Hey people is there any other az drivers in here? My old car club used to put on the show on Gilbert and Baseline last summer and my new club is starting one soon so if your interested in comming out let me know? Just post your info; name, car, and area of valley (for directions) and a way to get a hold of you.
THANKS


----------



## Jeff (Oct 17, 2002)

You might have better luck posting this in the Southwest Regional Area...
http://www.nissanforums.com/forumdisplay.php?f=48


----------



## AZ_TURBOSE (Oct 22, 2002)

jx3 said:


> Hey people is there any other az drivers in here? My old car club used to put on the show on Gilbert and Baseline last summer and my new club is starting one soon so if your interested in comming out let me know? Just post your info; name, car, and area of valley (for directions) and a way to get a hold of you.
> THANKS


I am in AZ. I dont do the club thing sorry, but if you need a shop sponsor for your club we might be able to help you out.


----------



## blueB-15 (Aug 18, 2005)

jx3 said:


> Hey people is there any other az drivers in here? My old car club used to put on the show on Gilbert and Baseline last summer and my new club is starting one soon so if your interested in comming out let me know? Just post your info; name, car, and area of valley (for directions) and a way to get a hold of you.
> THANKS


whats happenin everybody. My name is brandon and im rollin out here in glendale. My car is a 2001 SE 5spd. Im down for a drive out that way! :thumbup: if you need to get a hold of me, just post a reply. Im checkin' in pretty much on a daily basis. Let me know whats up bro. Late.
Brandon.


----------



## jx3 (Aug 8, 2005)

blueB-15 said:


> whats happenin everybody. My name is brandon and im rollin out here in glendale. My car is a 2001 SE 5spd. Im down for a drive out that way! :thumbup: if you need to get a hold of me, just post a reply. Im checkin' in pretty much on a daily basis. Let me know whats up bro. Late.
> Brandon.


whats up Brandon? My name's Jared I drive an 02' spec-v and man we'd love for you to come out.
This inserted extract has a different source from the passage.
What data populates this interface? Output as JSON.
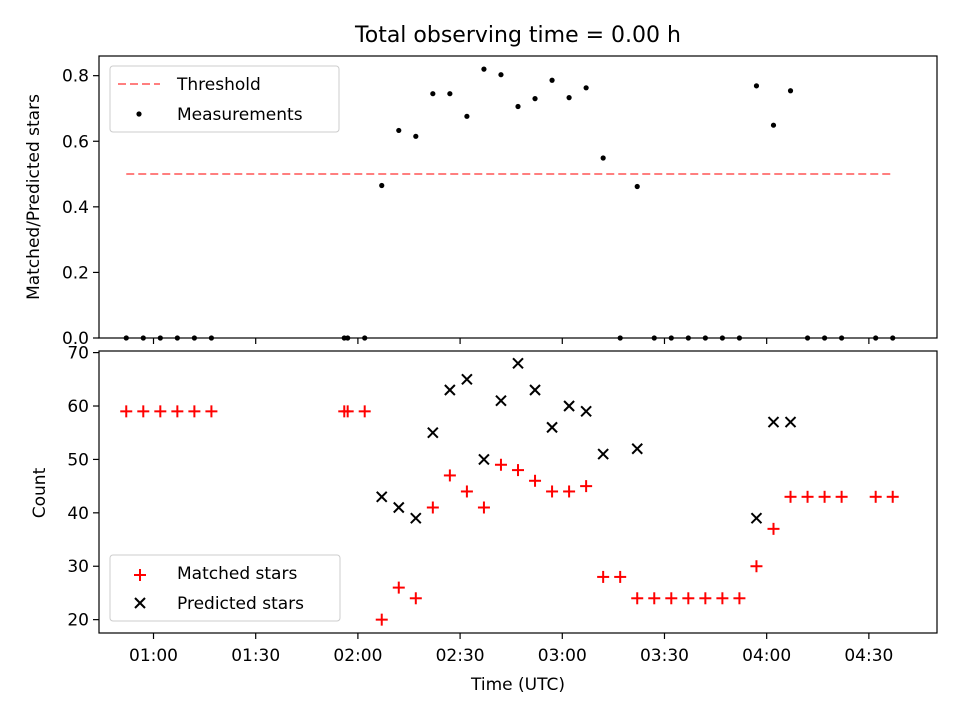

It is going to be quite the drive I'm afriad, we are planning on having the show on Lindsay and Main in the K-mart parking lot (way east mesa) I have a meeting wed, with the store manager to discuss code of conduct insurance liabilty basically all the legal stuff, hit me up though we do a team cruz once a week and would love it if you could be a part of that. just send me a private messag with you number and I'll hit you up.
Jared


----------



## jx3 (Aug 8, 2005)

well we have our team decal up and running, unfortunately my car is down right now, a rod in my gear linkage snapped so its gonna cost a sweet $300.00 to fix.


----------